The second scenario is that graduates who struggle to fit in the labor market end up in lower-income jobs or in jobs that do not fit their intellectual and educational background. Imagine Mike as a young graduate who, after 5 years of studies is forced (by the circumstances) to work in a low-income physical work (which he has been trying from the first place to avoid by going to university). It creates immense frustration, and justifiably! Multiply this frustration by tens of thousands of graduates in a similar position, and what you get is a potentially dangerous social movement with no trust in the economic and political system (again, justifiably) and with a tendency to radicalism.

A variety of social movements that lately protested against the existing economic system (e.g. Occupy, Indignados, or the Syriza party) gave us a taste of what l can look like to have a whole generation of frustrated citizens, and the history of the 20th century gives extreme examples of where vast social frustration can lead.

6. The slightly anarchist but non-the-less important argument

This entry has been exhausting, perhaps at times chaotic. There is one last argument that I make – many people disagree with it, but in my opinion it is nevertheless fundamental to remember. It regards the second part of the justification of free education: does free higher education create more educated human beings?

As previously stated, nothing is for free. Someone always pays for it. In the case of free education, it is the state who pays. That the state pays means that the state controls. Studies that are fully sponsored by the state hurt the concept of academic freedom, and subject universities to political pressure from the side of the government. In authoritarian regimes it is a common practice, but it happens also in democratic countries. Supporters of free academic education make the argument that the academy should not be commercialized, and that a profit-oriented academia will be subject to commercial pressure. But what is better: a commercialized academia or a nationalized one? I opt for the first one, even if only for the reason that the market is a bit more diversified than the government, and has more checks and balances.

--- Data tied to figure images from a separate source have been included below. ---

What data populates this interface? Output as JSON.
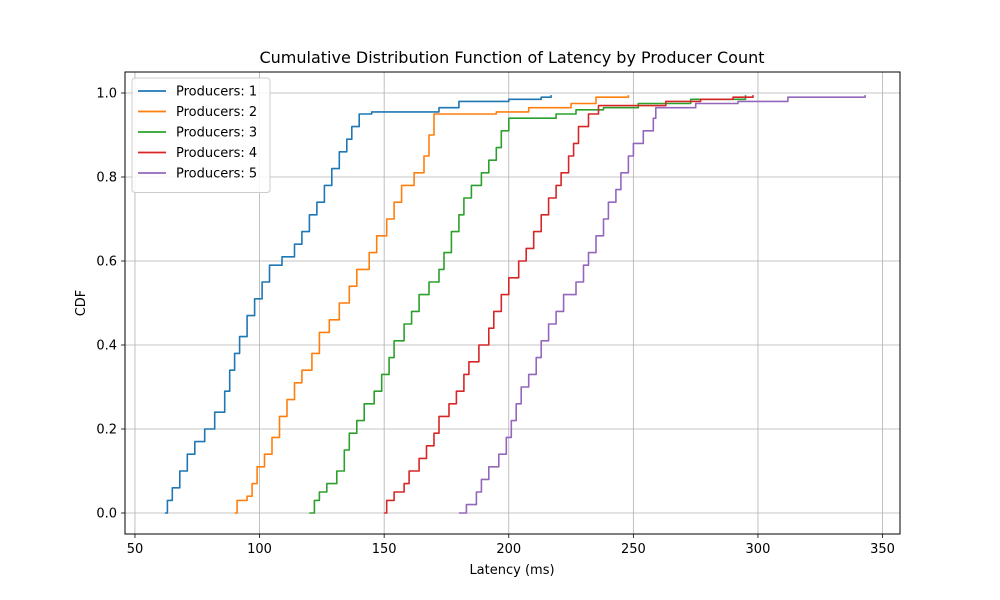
{
  "chart_data": {
    "type": "line",
    "title": "Cumulative Distribution Function of Latency by Producer Count",
    "xlabel": "Latency (ms)",
    "ylabel": "CDF",
    "xlim": [
      46,
      357
    ],
    "ylim": [
      -0.05,
      1.05
    ],
    "xticks": [
      50,
      100,
      150,
      200,
      250,
      300,
      350
    ],
    "yticks": [
      0.0,
      0.2,
      0.4,
      0.6,
      0.8,
      1.0
    ],
    "xtick_labels": [
      "50",
      "100",
      "150",
      "200",
      "250",
      "300",
      "350"
    ],
    "ytick_labels": [
      "0.0",
      "0.2",
      "0.4",
      "0.6",
      "0.8",
      "1.0"
    ],
    "grid": true,
    "legend_position": "top-left",
    "step_plot": true,
    "series": [
      {
        "name": "Producers: 1",
        "color": "#1f77b4",
        "points": [
          [
            62,
            0.0
          ],
          [
            63,
            0.03
          ],
          [
            65,
            0.06
          ],
          [
            68,
            0.1
          ],
          [
            71,
            0.14
          ],
          [
            74,
            0.17
          ],
          [
            78,
            0.2
          ],
          [
            82,
            0.24
          ],
          [
            86,
            0.29
          ],
          [
            88,
            0.34
          ],
          [
            90,
            0.38
          ],
          [
            92,
            0.42
          ],
          [
            95,
            0.47
          ],
          [
            98,
            0.51
          ],
          [
            101,
            0.55
          ],
          [
            104,
            0.59
          ],
          [
            109,
            0.61
          ],
          [
            114,
            0.64
          ],
          [
            117,
            0.67
          ],
          [
            120,
            0.71
          ],
          [
            123,
            0.74
          ],
          [
            126,
            0.78
          ],
          [
            129,
            0.82
          ],
          [
            132,
            0.86
          ],
          [
            135,
            0.89
          ],
          [
            137,
            0.92
          ],
          [
            140,
            0.95
          ],
          [
            145,
            0.955
          ],
          [
            172,
            0.965
          ],
          [
            180,
            0.98
          ],
          [
            200,
            0.985
          ],
          [
            213,
            0.99
          ],
          [
            217,
            0.995
          ]
        ]
      },
      {
        "name": "Producers: 2",
        "color": "#ff7f0e",
        "points": [
          [
            90,
            0.0
          ],
          [
            91,
            0.03
          ],
          [
            95,
            0.04
          ],
          [
            97,
            0.07
          ],
          [
            99,
            0.11
          ],
          [
            102,
            0.14
          ],
          [
            105,
            0.18
          ],
          [
            108,
            0.23
          ],
          [
            111,
            0.27
          ],
          [
            114,
            0.31
          ],
          [
            117,
            0.34
          ],
          [
            121,
            0.38
          ],
          [
            124,
            0.43
          ],
          [
            128,
            0.46
          ],
          [
            132,
            0.5
          ],
          [
            136,
            0.54
          ],
          [
            139,
            0.58
          ],
          [
            144,
            0.62
          ],
          [
            147,
            0.66
          ],
          [
            151,
            0.7
          ],
          [
            154,
            0.74
          ],
          [
            157,
            0.78
          ],
          [
            162,
            0.81
          ],
          [
            166,
            0.85
          ],
          [
            168,
            0.9
          ],
          [
            170,
            0.95
          ],
          [
            195,
            0.955
          ],
          [
            208,
            0.965
          ],
          [
            225,
            0.975
          ],
          [
            235,
            0.99
          ],
          [
            248,
            0.995
          ]
        ]
      },
      {
        "name": "Producers: 3",
        "color": "#2ca02c",
        "points": [
          [
            120,
            0.0
          ],
          [
            122,
            0.03
          ],
          [
            124,
            0.05
          ],
          [
            127,
            0.07
          ],
          [
            131,
            0.1
          ],
          [
            134,
            0.15
          ],
          [
            136,
            0.19
          ],
          [
            139,
            0.22
          ],
          [
            142,
            0.26
          ],
          [
            146,
            0.29
          ],
          [
            149,
            0.33
          ],
          [
            152,
            0.37
          ],
          [
            154,
            0.41
          ],
          [
            158,
            0.45
          ],
          [
            161,
            0.48
          ],
          [
            164,
            0.52
          ],
          [
            168,
            0.55
          ],
          [
            172,
            0.58
          ],
          [
            174,
            0.62
          ],
          [
            177,
            0.67
          ],
          [
            180,
            0.71
          ],
          [
            182,
            0.75
          ],
          [
            185,
            0.78
          ],
          [
            189,
            0.81
          ],
          [
            192,
            0.84
          ],
          [
            195,
            0.87
          ],
          [
            197,
            0.91
          ],
          [
            200,
            0.94
          ],
          [
            219,
            0.95
          ],
          [
            227,
            0.96
          ],
          [
            238,
            0.965
          ],
          [
            252,
            0.975
          ],
          [
            273,
            0.985
          ],
          [
            295,
            0.995
          ]
        ]
      },
      {
        "name": "Producers: 4",
        "color": "#d62728",
        "points": [
          [
            150,
            0.0
          ],
          [
            151,
            0.03
          ],
          [
            154,
            0.05
          ],
          [
            158,
            0.07
          ],
          [
            160,
            0.1
          ],
          [
            164,
            0.13
          ],
          [
            167,
            0.16
          ],
          [
            170,
            0.19
          ],
          [
            172,
            0.23
          ],
          [
            176,
            0.26
          ],
          [
            179,
            0.29
          ],
          [
            182,
            0.33
          ],
          [
            184,
            0.36
          ],
          [
            188,
            0.4
          ],
          [
            192,
            0.44
          ],
          [
            194,
            0.48
          ],
          [
            197,
            0.52
          ],
          [
            200,
            0.56
          ],
          [
            204,
            0.6
          ],
          [
            207,
            0.63
          ],
          [
            210,
            0.67
          ],
          [
            213,
            0.71
          ],
          [
            216,
            0.75
          ],
          [
            219,
            0.78
          ],
          [
            221,
            0.81
          ],
          [
            224,
            0.85
          ],
          [
            226,
            0.88
          ],
          [
            228,
            0.92
          ],
          [
            232,
            0.95
          ],
          [
            236,
            0.97
          ],
          [
            263,
            0.98
          ],
          [
            277,
            0.985
          ],
          [
            290,
            0.99
          ],
          [
            298,
            0.995
          ]
        ]
      },
      {
        "name": "Producers: 5",
        "color": "#9467bd",
        "points": [
          [
            180,
            0.0
          ],
          [
            183,
            0.02
          ],
          [
            187,
            0.05
          ],
          [
            189,
            0.08
          ],
          [
            192,
            0.11
          ],
          [
            196,
            0.14
          ],
          [
            199,
            0.18
          ],
          [
            201,
            0.22
          ],
          [
            203,
            0.26
          ],
          [
            205,
            0.3
          ],
          [
            208,
            0.33
          ],
          [
            211,
            0.37
          ],
          [
            213,
            0.41
          ],
          [
            216,
            0.45
          ],
          [
            219,
            0.48
          ],
          [
            222,
            0.52
          ],
          [
            227,
            0.55
          ],
          [
            230,
            0.59
          ],
          [
            232,
            0.62
          ],
          [
            235,
            0.66
          ],
          [
            238,
            0.7
          ],
          [
            240,
            0.74
          ],
          [
            243,
            0.77
          ],
          [
            245,
            0.81
          ],
          [
            248,
            0.85
          ],
          [
            250,
            0.88
          ],
          [
            254,
            0.91
          ],
          [
            258,
            0.94
          ],
          [
            259,
            0.965
          ],
          [
            275,
            0.975
          ],
          [
            292,
            0.98
          ],
          [
            312,
            0.99
          ],
          [
            343,
            0.995
          ]
        ]
      }
    ]
  }
}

Free higher education does not necessarily create better educated or informed human beings. It risks losing the possibility to think critically, and may result in creating merely better, more obedient citizens. Humanity has seen enough state-sponsored brainwashing through the last centuries to give itself so easily in the hands of state education.

Conclusion

In his canonic essay “Mythologies”, Roland Barthes claims that myths are transparent, camouflaged. They are there, where you don’t see them. Free academic education for all is a myth. It is hard to reveal and to debate since it hides behind its legitimate and noble call for equality. But the truth must be said – it does not deliver on its own goals.